Projeto PetBionic aposta em próteses biônicas para transformar a vida de cães e gatos com lesões graves
Iniciativa internacional une tecnologia, inteligência artificial e medicina veterinária para desenvolver implantes avançados, com potencial impacto também na saúde humana
O Projeto PetBionic surge com uma proposta inovadora: mudar o futuro de animais de companhia com lesões graves por meio do desenvolvimento de próteses biônicas escaláveis, otimizadas e comercializáveis.
Cofinanciado pelo COMPETE 2030 e com a participação da Universidade de Aveiro, o projeto aposta em tecnologia de ponta para ampliar as possibilidades de reabilitação de cães e gatos.
O grande diferencial da iniciativa está na combinação de revestimentos com agentes terapêuticos, que favorecem a osteointegração, com a integração de sensores inteligentes.
Esses dispositivos permitem o monitoramento, em tempo real, de parâmetros biométricos como a estabilidade do implante e a densidade óssea, com análise de dados apoiada por inteligência artificial (IA).
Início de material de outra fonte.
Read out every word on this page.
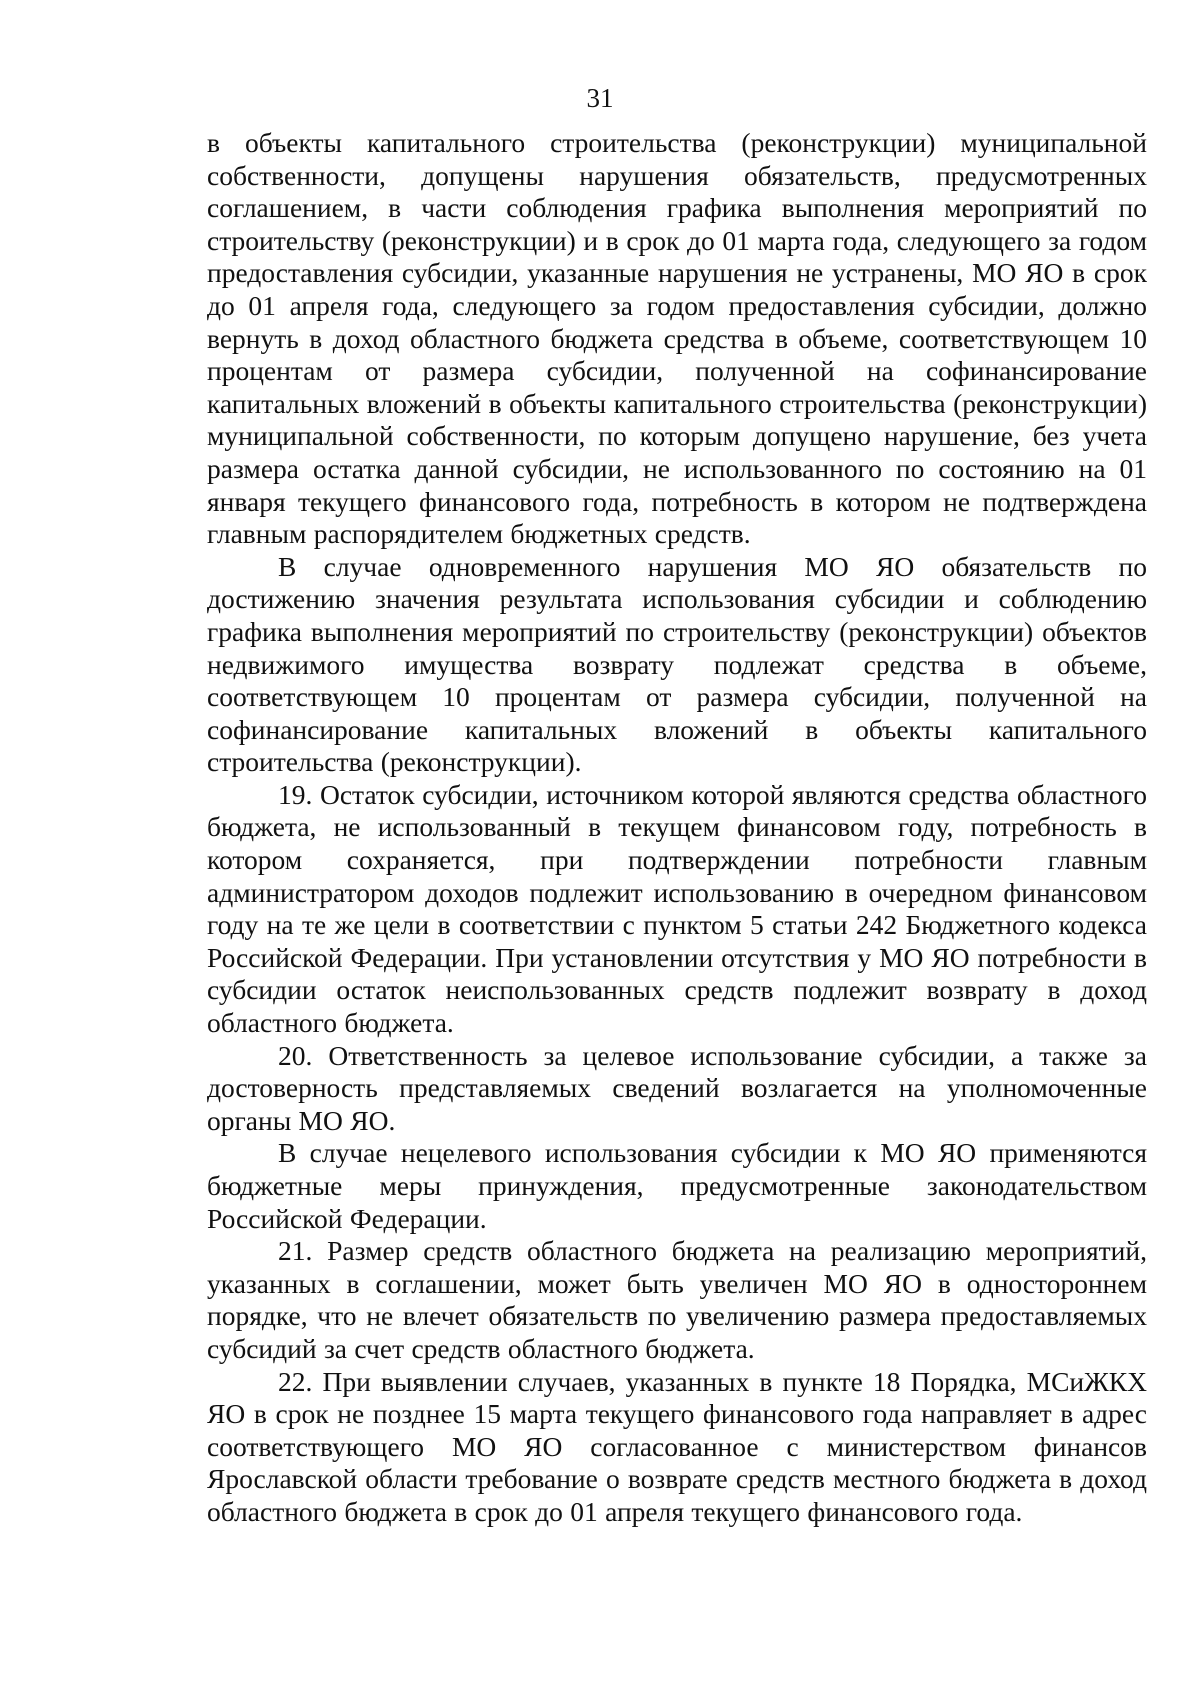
31

в объекты капитального строительства (реконструкции) муниципальной собственности, допущены нарушения обязательств, предусмотренных соглашением, в части соблюдения графика выполнения мероприятий по строительству (реконструкции) и в срок до 01 марта года, следующего за годом предоставления субсидии, указанные нарушения не устранены, МО ЯО в срок до 01 апреля года, следующего за годом предоставления субсидии, должно вернуть в доход областного бюджета средства в объеме, соответствующем 10 процентам от размера субсидии, полученной на софинансирование капитальных вложений в объекты капитального строительства (реконструкции) муниципальной собственности, по которым допущено нарушение, без учета размера остатка данной субсидии, не использованного по состоянию на 01 января текущего финансового года, потребность в котором не подтверждена главным распорядителем бюджетных средств.

В случае одновременного нарушения МО ЯО обязательств по достижению значения результата использования субсидии и соблюдению графика выполнения мероприятий по строительству (реконструкции) объектов недвижимого имущества возврату подлежат средства в объеме, соответствующем 10 процентам от размера субсидии, полученной на софинансирование капитальных вложений в объекты капитального строительства (реконструкции).

19. Остаток субсидии, источником которой являются средства областного бюджета, не использованный в текущем финансовом году, потребность в котором сохраняется, при подтверждении потребности главным администратором доходов подлежит использованию в очередном финансовом году на те же цели в соответствии с пунктом 5 статьи 242 Бюджетного кодекса Российской Федерации. При установлении отсутствия у МО ЯО потребности в субсидии остаток неиспользованных средств подлежит возврату в доход областного бюджета.

20. Ответственность за целевое использование субсидии, а также за достоверность представляемых сведений возлагается на уполномоченные органы МО ЯО.

В случае нецелевого использования субсидии к МО ЯО применяются бюджетные меры принуждения, предусмотренные законодательством Российской Федерации.

21. Размер средств областного бюджета на реализацию мероприятий, указанных в соглашении, может быть увеличен МО ЯО в одностороннем порядке, что не влечет обязательств по увеличению размера предоставляемых субсидий за счет средств областного бюджета.

22. При выявлении случаев, указанных в пункте 18 Порядка, МСиЖКХ ЯО в срок не позднее 15 марта текущего финансового года направляет в адрес соответствующего МО ЯО согласованное с министерством финансов Ярославской области требование о возврате средств местного бюджета в доход областного бюджета в срок до 01 апреля текущего финансового года.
Consórcio multidisciplinar une ciência e prática clínica
O PetBionic é resultado de um consórcio multidisciplinar que reúne competências essenciais para o avanço do projeto.
Além da Universidade de Aveiro, a iniciativa conta com o Hospital Veterinário de São Bento (HVSB), líder do consórcio, responsável por garantir a adequação clínica das próteses com base em sua sólida experiência médica e cirúrgica.
Outro parceiro estratégico é a Composites Kingdom (CK), que aporta conhecimento especializado em materiais compósitos e fabricação aditiva.
Essa expertise é fundamental para otimizar o peso, a resistência e a durabilidade dos implantes, fatores decisivos para o conforto e a recuperação dos animais.
Pesquisa avançada em materiais e nanotecnologia
A fase inicial do projeto é dedicada à pesquisa de materiais e à sua interação com o tecido ósseo.
Essa etapa está sob responsabilidade da equipe da Universidade de Aveiro, liderada por Manuel Graça, e conta com a participação dos pesquisadores Sílvia Soreto, Manuel Valente, Luís Cadillon e Jorge Monteiro, do Instituto de Nanoestruturas, Nanomodelação e Nanofabricação (i3N-FSCOSD) e do Departamento de Física.
Os estudos envolvem o desenvolvimento de novas ligas metálicas, cerâmicas, polímeros, materiais baseados em nanotecnologia e revestimentos osteoindutores, capazes de estimular a ação dos osteoblastos — células responsáveis pela formação óssea.
Também estão sendo investigadas soluções com propriedades antibacterianas, que aumentam a segurança dos implantes.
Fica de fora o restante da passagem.